In the French countryside on a summer morning, a lorry full of pigs stalls at a crossroads. An Alfa Romeo Giulietta Sprint swerves to avoid it and crashes into an orchard, hurling the driver, Pierre (Michel Piccoli), onto the grass. As he drifts in and out of consciousness, he revisits the essential things which make up his life.

A Paris architect in his forties driving to a meeting at Rennes, Pierre had quarreled with his lover Hélène (Romy Schneider) the previous night. They were due to leave together for a job he was offered in Tunis but he hadn't signed the documents. But he had agreed to take his teenage son Bertrand, who lived with his estranged wife Catherine, for a holiday in the family's holiday home on the Île de Ré. Stopping at a café, he wrote to Hélène calling everything off, but did not post the letter. Driving past a wedding, he decides that the letter was quite wrong and he should marry Hélène.

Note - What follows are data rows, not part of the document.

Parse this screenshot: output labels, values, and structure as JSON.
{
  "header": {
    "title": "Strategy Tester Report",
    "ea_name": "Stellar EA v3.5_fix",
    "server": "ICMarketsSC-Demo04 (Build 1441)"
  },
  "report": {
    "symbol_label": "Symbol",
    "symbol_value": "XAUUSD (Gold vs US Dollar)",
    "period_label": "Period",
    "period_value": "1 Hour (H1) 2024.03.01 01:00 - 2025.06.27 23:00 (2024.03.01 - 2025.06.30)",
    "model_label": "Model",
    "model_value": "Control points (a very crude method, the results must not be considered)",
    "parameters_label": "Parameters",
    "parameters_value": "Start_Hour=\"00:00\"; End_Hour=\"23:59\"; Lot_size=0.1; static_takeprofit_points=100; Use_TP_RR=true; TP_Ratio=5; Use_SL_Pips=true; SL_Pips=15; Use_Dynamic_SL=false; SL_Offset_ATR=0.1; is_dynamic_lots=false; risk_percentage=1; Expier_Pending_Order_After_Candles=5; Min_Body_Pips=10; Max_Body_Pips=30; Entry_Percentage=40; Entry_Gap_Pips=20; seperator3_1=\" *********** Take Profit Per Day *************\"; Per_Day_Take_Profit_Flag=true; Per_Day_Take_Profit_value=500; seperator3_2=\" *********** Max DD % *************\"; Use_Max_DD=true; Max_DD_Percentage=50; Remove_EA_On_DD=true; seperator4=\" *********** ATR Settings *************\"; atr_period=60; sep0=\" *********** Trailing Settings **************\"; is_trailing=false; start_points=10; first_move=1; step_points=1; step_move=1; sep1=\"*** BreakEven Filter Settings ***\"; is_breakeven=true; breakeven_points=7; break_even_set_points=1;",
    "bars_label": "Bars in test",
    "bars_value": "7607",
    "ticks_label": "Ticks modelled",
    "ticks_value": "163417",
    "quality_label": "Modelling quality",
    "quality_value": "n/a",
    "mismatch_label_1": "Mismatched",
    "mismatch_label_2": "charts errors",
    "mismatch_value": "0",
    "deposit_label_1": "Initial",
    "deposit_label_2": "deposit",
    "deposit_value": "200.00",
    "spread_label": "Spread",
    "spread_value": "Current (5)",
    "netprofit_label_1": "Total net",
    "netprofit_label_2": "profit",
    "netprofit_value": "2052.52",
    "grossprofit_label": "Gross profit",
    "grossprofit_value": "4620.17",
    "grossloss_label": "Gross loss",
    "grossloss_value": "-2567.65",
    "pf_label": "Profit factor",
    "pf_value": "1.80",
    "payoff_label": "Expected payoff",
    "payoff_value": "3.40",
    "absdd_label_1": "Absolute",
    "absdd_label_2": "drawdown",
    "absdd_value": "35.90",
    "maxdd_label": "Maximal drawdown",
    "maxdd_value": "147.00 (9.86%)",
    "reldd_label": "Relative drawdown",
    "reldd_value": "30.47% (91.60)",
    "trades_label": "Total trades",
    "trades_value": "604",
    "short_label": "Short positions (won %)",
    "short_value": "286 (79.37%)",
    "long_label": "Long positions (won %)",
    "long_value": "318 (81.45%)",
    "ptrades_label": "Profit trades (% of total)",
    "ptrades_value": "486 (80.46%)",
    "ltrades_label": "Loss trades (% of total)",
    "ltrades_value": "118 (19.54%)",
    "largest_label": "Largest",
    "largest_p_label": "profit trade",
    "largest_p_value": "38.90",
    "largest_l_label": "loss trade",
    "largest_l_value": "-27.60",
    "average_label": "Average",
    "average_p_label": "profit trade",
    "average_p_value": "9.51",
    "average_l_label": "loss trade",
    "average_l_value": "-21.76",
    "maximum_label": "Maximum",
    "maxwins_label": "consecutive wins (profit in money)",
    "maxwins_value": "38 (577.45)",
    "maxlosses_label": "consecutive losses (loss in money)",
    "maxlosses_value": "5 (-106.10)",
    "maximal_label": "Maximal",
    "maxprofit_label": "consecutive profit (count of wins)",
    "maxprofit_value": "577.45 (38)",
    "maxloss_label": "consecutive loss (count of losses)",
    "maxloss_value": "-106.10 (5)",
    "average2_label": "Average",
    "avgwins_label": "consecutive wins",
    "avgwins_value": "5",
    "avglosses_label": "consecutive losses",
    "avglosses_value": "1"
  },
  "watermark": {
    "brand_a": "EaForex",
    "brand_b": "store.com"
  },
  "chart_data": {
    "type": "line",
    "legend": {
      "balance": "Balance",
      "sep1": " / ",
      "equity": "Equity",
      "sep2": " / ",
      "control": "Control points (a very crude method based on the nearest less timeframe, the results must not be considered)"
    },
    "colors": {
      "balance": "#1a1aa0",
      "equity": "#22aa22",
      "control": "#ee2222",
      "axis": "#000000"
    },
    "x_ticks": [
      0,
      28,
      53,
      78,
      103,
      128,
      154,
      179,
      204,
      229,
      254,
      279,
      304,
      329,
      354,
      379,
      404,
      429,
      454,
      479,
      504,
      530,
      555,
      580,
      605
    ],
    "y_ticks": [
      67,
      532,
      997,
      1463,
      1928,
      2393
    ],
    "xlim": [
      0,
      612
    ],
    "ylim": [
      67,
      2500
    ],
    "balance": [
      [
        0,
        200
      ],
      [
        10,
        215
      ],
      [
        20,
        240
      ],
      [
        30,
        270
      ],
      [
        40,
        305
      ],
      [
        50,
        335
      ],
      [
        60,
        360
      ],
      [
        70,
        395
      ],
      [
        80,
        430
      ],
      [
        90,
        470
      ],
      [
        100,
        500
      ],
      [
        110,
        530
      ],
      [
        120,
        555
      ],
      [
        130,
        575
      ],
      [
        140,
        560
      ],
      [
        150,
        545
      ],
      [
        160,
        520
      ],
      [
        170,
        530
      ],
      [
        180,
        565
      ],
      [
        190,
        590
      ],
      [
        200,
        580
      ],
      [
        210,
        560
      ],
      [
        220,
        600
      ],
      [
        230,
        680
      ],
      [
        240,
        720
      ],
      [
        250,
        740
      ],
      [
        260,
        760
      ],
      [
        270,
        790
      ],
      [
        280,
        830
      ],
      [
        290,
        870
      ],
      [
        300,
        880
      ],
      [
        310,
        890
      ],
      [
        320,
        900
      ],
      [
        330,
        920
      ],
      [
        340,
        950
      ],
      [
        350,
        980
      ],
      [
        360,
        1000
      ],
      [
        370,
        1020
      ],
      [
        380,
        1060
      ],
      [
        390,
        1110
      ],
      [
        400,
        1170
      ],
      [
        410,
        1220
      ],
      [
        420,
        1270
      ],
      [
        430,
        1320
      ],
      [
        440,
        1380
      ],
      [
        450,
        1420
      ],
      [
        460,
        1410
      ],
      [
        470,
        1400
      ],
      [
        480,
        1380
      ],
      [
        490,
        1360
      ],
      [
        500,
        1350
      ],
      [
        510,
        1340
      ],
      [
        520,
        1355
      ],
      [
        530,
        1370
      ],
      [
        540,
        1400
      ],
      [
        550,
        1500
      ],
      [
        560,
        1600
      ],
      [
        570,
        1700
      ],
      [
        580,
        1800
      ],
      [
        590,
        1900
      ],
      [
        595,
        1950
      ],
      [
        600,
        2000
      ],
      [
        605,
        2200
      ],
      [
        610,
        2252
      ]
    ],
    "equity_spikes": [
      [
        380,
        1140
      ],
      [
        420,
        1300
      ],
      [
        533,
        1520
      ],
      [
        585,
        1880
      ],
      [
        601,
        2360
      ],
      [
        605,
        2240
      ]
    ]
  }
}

Rushed to hospital in Le Mans, he does not recover. As his widow, Catherine is given his effects, including the unsent letter to Hélène. Catherine is reading it by the window when she sees Hélène running to reach Pierre's bedside. She tears the letter to pieces, and Hélène is told by a nurse that she is too late.

==Cast==
- Michel Piccoli as Pierre Bérard
- Romy Schneider as Hélène Haltig
- Gérard Lartigau as Bertrand Bérard
- Lea Massari as Catherine Bérard
- Jean Bouise as François
- Boby Lapointe as driver of the animal van
- Hervé Sand as truckdriver
- Isabelle Sadoyan as nurse
- Jacques Richard as ambulance nurse
- Betty Beckers as female hitchhiker
- Dominique Zardi as male hitchhiker
- Gabrielle Doulcet as Guitte
- Henri Nassiet as Pierre's father
- Claude Confortès as doctor
- Marie-Pierre Casey as postal worker
- Marcelle Arnold as Hélène's mother
- Jean-Pierre Zola as Hélène's father

==Production==
The idea of making a film from Paul Guimard's novel was originally turned down by multiple financiers in France. It was the fourth feature directed by Claude Sautet, and his first to become a major success. Sautet would work with actress Romy Schneider again on further projects, including Sautet's next feature Max and the Junkmen. Sautet also hired composer Philippe Sarde to write the score. That initiated a long partnership between the two, spanning twenty-five years and eleven films. The car crash scene was shot on a crossroads specifically created for the purpose, and took two weeks to shoot.

==Release and reception==
The film was released by Compagnie Française de Distribution Cinématographique in France and Columbia Pictures in the United States.

Variety said that "directorial tact and visual solidity, fine, sensitive playing and observant characterization give an engrossing tang to this familiar tale", and added that the film "builds interest without resort to flashy sentiments or intellectual palaver." Time Out remarked that while it's "difficult to make a film about banality without being boring in the process, but Sautet all but pulls it off, thanks to a beautifully understated performance from Piccoli." The New York Times reviewer was more critical, saying, "I should mind this syrup less if Sautet showed more of a conscience in serving it—if the relationships seemed to have been felt rather than merely displayed" but added "Piccoli is the only reasonable point of interest" in the film.

The film won the 1969 Louis Delluc Prize, and had 2,959,682 admissions in France, making it the eighth highest earning film of 1970.

Anthony Lane in The New Yorker, previewing the film for a 2009 revival, wrote that it contained one of Piccoli's "gravest performances". "Sautet's portrait of prickly love", Lane considered inferior to Godard's in Contempt (1963); however, "the leading man holds our gaze: lean, confident, and manly, removing his cigarette only to speak his lines, yet profoundly pained by the sense of a life that has veered off course".

==Remake==
The Things of Life was remade by American director Mark Rydell in 1994 as Intersection with Richard Gere, Lolita Davidovich (as the girlfriend) and Sharon Stone (as the ex-partner). The remake was poorly received.